Après le désaveu du Bureau du Sénat à la dernière sortie de Bahati Lukwebo, deuxième vice-président du Sénat, s’opposant à la tendance émergente au sein de l’Union sacrée de la Nation soutenant l’idée de la révision ou du changement de la Constitution, c’est désormais au tour du groupe politique Alliance des forces démocratiques du Congo et Alliés (AFDC-A) dont M. Lukwebo est membre, de fixer l’opinion.
Actualite.cd note dans sa Une que dans une déclaration ce lundi 9 mars, les sénateurs membres de ce groupe précisent que la récente sortie médiatique de Bahati Lukwebo n’a jamais fait l’objet d’une discussion ni validation préalable en son sein. En conséquence, les sénateurs se désolidarisent de cette prise de position exprimée à titre personnel et invitent le deuxième vice-président du Sénat à tirer les conséquences politiques qui s’imposent.
« Nous réaffirmons notre soutien indéfectible à la vision et aux réformes engagées par Son Excellence Félix TSHISEKEDI TSHILOMBO, Président de la République, et réaffirmons que la souveraineté nationale appartient au peuple, conformément à l’article 5 de la Constitution ; Nous adressons nos vives félicitations au Chef de l’État pour les succès diplomatiques enregistrés par la République Démocratique du Congo, notamment les avancées dans les processus de paix ainsi que les accords de Washington dont le projet de loi portant ratification sera bientôt adopté au Parlement », déclare le groupe politique.
Ce média rapport par ailleurs que les sénateurs du groupe politique AFDC-A au Sénat réaffirment également leur attachement à l’unité nationale, à la paix durable et à la défense des intérêts supérieurs de la République démocratique du Congo.
Réaction du Bureau du Sénat
« Le Bureau attire l’attention des sénateurs sur toute prise de position individuelle susceptible d’entretenir la confusion et de fragiliser l’unité nationale »
Selon le rapporteur du Sénat, Nerfititi Ngundianza, le Bureau tient à préciser avec la plus grande clarté, à l’opinion nationale et internationale, que les propositions tenues par le sénateur Modeste Bahati, relatives à la révision ou au changement de la Constitution de la République démocratique du Congo du 18 février 2006, ont été exprimées à titre strictement personnel et n’engagent en aucune manière l’institution sénatoriale dans son ensemble, souligne Actualite.cd.
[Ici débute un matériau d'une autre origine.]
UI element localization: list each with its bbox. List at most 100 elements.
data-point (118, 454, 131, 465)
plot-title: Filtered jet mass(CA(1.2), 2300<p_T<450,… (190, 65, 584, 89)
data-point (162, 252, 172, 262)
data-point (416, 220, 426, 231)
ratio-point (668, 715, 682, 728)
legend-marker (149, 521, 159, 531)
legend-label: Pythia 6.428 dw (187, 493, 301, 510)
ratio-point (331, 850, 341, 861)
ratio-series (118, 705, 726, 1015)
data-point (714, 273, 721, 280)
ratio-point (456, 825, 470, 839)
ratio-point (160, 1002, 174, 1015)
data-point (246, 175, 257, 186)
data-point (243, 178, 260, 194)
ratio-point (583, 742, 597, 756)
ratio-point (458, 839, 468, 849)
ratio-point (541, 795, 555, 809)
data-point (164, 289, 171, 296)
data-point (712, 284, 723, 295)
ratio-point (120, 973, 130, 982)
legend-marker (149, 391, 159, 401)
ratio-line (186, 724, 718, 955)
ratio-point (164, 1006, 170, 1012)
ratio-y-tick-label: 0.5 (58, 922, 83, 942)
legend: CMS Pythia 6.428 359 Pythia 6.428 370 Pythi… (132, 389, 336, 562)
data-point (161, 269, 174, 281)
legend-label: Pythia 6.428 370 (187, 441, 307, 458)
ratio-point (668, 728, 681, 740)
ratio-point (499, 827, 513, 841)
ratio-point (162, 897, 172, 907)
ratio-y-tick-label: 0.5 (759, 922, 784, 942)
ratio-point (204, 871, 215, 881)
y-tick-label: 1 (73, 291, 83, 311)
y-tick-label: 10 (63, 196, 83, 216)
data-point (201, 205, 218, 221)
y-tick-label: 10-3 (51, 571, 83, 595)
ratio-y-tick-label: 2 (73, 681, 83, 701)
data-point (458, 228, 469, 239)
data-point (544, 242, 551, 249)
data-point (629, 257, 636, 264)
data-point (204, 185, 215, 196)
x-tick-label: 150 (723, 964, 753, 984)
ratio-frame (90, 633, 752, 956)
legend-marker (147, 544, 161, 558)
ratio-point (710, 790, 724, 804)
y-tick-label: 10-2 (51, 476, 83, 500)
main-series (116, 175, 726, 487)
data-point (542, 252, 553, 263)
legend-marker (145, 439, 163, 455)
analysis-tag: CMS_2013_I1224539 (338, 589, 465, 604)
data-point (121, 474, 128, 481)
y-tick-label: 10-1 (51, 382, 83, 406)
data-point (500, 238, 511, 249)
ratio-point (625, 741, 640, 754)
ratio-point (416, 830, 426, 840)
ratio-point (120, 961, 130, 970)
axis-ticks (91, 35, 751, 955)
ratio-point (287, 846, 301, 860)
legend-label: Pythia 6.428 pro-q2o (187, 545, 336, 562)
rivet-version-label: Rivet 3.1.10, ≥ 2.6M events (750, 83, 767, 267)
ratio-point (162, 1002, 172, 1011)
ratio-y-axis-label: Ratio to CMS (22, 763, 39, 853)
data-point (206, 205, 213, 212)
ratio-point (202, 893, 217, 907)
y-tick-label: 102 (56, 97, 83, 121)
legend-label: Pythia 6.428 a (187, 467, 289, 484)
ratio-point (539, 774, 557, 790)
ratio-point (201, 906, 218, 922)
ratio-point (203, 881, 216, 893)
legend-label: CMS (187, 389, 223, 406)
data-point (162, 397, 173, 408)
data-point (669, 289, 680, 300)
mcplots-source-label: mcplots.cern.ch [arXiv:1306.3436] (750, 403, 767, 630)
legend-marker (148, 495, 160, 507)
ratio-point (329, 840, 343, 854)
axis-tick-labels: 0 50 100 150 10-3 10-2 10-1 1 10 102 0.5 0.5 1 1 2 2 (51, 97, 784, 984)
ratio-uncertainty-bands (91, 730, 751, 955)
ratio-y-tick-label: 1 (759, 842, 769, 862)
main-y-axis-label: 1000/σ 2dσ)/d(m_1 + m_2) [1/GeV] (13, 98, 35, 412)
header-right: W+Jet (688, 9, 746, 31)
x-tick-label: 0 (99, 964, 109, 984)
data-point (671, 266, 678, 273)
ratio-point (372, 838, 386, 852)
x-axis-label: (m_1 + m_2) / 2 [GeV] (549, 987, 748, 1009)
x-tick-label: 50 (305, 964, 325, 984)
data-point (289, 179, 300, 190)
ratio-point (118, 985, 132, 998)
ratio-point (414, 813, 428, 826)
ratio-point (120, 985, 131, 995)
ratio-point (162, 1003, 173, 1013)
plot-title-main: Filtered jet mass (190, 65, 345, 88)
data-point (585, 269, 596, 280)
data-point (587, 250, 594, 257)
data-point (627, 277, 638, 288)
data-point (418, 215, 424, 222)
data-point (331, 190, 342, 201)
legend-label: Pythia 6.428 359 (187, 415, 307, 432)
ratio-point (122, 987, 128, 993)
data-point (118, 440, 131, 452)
« Le débat sur la révision constitutionnelle ouvre un « chantier explosif », titre Forum des As.
Le journal rapporte que l’opposition crie déjà au « troisième mandat », alors que le pouvoir semble déterminé à avancer. Pour le patriarche Christophe Mboso, cité par Le Lauréat, la messe est dite. L’ancien président de l’Assemblée nationale tranche : « Seule la Bible ne peut pas être changée ».
Cette position est loin de faire l’unanimité.
Actualite.cd relaye la dénonciation de la LUCHA qui y voit une « tentative de glissement ».
De son côté, Jean-Claude Katende, cité par Le Potentiel.Cd, met en garde contre une « direction dangereuse » pour la nation. Face à cette levée de boucliers, le porte-parole du gouvernement, Patrick Muyaya, tente de calmer le jeu. Dans les colonnes d’Infos27.cd, il rappelle que ce débat relève simplement de la « vitalité démocratique » du pays.
Enfin, ce débat provoque des séismes au sein même de la majorité. Au Sénat, le deuxième vice-président Modeste Bahati Lukwebo est en mauvaise posture.
L’Agence congolaise de presse (ACP) rapporte qu’il est désormais « désavoué par sa propre famille politique ».
Actu30.cd précise que des sénateurs de l’AFDC-A ont obligatoirement « lâché » leur autorité morale pour réaffirmer leur soutien inconditionnel au Chef de l’État et à son projet de changement de la Loi fondamentale.